The purpose of this scene is to remind the audience that genocide was not perpetrated by barbarians in the early stages of development of man, but by the most advanced peoples on the planet, who had already produced three of the greatest minds in music in all of human history: Bach, Beethoven and Mozart.
It was not the uncivilized that killed over a million children in the Holocaust for the "sin" of being Jews, Slavs, Gypsies, or disabled and sick Germans, it was the people of Bach, and Mozart, and Goette, and Hertz, and Kepler, and Max Planck.
This is an important lesson, because a man who has nothing doesn't mind losing the little something he had. It is because the German people had so much pride in their own identity, that, when they suffered defeat in World War I, a nation as advanced and civilized could commit so many attrocities - in rage.
It shows why humiliating anyone, even someone defeated, is inhumane and how for some people, even death and crime is preferred over dishonour.
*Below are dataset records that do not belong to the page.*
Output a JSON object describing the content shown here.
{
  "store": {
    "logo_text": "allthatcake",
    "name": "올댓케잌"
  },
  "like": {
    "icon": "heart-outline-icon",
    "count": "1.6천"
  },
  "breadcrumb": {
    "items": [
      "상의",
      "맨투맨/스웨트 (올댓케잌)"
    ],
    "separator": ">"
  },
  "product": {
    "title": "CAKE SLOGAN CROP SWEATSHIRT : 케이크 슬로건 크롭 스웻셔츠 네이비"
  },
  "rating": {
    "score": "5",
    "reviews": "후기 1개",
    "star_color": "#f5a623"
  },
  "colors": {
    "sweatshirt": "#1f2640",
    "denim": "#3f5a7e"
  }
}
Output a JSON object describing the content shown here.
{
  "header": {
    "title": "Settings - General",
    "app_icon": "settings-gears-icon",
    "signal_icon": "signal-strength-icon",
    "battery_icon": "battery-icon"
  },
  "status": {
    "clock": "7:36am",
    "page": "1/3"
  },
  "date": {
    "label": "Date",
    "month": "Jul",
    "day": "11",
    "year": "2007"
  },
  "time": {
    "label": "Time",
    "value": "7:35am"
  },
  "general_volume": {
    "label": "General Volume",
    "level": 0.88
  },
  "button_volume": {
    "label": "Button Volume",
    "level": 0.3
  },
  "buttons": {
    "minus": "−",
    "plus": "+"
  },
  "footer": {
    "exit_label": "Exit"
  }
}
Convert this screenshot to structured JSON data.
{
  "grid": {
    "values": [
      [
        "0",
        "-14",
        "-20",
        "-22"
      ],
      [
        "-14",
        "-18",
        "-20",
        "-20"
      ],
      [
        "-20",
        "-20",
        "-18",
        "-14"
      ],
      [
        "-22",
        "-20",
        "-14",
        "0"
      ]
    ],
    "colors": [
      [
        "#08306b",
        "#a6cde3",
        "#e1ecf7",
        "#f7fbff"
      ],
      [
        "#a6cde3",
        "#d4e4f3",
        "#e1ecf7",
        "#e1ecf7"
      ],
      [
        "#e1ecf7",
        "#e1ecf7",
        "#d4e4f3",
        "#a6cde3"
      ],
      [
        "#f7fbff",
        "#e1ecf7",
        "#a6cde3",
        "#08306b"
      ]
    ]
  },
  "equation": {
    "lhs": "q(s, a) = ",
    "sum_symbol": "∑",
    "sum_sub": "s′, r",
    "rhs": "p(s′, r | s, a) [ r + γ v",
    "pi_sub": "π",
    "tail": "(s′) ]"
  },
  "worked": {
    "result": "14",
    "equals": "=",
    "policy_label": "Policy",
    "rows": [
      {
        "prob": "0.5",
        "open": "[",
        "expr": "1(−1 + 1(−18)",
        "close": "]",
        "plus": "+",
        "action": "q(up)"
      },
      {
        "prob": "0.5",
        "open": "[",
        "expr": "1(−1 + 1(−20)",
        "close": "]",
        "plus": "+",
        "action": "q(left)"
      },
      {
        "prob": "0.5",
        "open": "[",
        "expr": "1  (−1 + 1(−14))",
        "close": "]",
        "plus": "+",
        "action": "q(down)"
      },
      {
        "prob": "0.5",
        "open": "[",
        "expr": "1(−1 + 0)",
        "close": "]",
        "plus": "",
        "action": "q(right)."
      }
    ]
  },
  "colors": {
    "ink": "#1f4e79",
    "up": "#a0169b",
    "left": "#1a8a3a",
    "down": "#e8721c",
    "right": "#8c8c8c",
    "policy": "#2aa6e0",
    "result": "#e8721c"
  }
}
But it also shows how the best of us, the smartest, the brightest, and fastest and the most beautiful, is mere few decisions from chaos and the darkness all human beings are capable of unless we make the right choices to accept responsibility instead of scapegoating others, to do justice even when confronted with overwhelming odds and injustice against us, and to never be so attached to our own ego and material things that we lose our minds when they are taken away.